I just started doing my Masters in AI this year after finishing a CS bachelor, and am intending to most likely continue on with a PhD in ML/DL (if I can). The problem is, now that I'm finally getting deep into studying ML/DL materials I'm finding that my math skills are really not good enough.
To give a specific example, I just started reading Machine Learning: A Probabilistic Perspective. Prior to picking this up, I also looked at the wildly praised Bishop's Pattern Recognition and the Elements of Statistical Learning, but it felt that the book I picked best matched the things I don't know about / want to learn.

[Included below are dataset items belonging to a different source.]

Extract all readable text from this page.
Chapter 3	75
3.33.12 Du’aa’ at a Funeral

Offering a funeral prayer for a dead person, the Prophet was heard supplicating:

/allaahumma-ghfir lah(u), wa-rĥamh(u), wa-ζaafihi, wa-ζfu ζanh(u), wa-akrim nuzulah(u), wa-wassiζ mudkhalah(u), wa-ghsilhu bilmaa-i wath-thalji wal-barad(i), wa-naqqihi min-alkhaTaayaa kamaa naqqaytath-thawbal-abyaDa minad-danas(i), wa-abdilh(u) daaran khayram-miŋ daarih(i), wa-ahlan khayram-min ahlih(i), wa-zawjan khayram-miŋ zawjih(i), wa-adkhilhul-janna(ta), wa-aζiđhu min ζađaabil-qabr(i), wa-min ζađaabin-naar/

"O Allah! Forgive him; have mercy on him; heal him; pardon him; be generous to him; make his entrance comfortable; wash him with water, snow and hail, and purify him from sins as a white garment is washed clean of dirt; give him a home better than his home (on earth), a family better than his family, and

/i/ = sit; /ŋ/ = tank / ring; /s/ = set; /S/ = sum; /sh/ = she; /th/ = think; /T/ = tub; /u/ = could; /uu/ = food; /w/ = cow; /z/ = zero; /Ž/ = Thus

But just as I'm working through the probability refresher chapter, I'm starting to feel my usual "I should know more about this" feeling. To be extra specific, just the mention of student's/laplace/gamma/beta distributions are something I never experienced in my previous studies. Or things like multi-variate distributions. Or even something like hypothesis testing is something that was almost untouched during my undergrad.
To give another example, I've been trying to catch up on the recent DL papers and most of the time I don't have trouble with the math, but last week I was reading the Wasserstein GAN paper and just a mention of Lipschitz continuity makes me feel like a first year undergrad.
There are many more things I could list, but you probably get the general idea.
To put this in more perspective, my undergrad was quite math-ish, yet there are things that clearly weren't covered, or they were and I have no intuition of them. There also aren't really any more courses I can take that teach more of the advanced stuff without actually taking classes with the math majors at a different faculty.
The reason I'm saying all of this, is that I can't really imagine myself finishing my thesis next year and going into a PhD where it might be expected of me to write a paper like the WGAN one.
I'm not sure how this compares to US, though I asked my professor at a deep learning seminar and he basically said that he knows of one university in Switzerland that teaches DL with lots of applied theory, and that otherwise there isn't really any course I can take to learn the more advanced stuff in probability / linear algebra / calculus.
For example, in my two probability courses we covered stuff like basic probability theory, and then moved on to markov chains, bits of queue theory, bits of poisson processes. But looking at the ML: A Prob Perspective book, it feels as if I had only taken the most basic probability theory. In Linear algebra, we did all the basic stuff, all the fun decompositions (SVD, QR, LU), eigenvalues, orthogonal matrices, etc., but we didn't touch any vector calculus, and I don't really have any intuition for any of the more advanced stuff, other than understanding the definitions/proofs. As for calculus, we kinda ended with Lagrange multipliers and did a bit about theory of metric spaces, but again, reading most of the papers, I feel like knowing what a Jacobian is is the only useful thing I know.
Any tips on how I should continue? What books to read? What online courses to take? What videos to watch?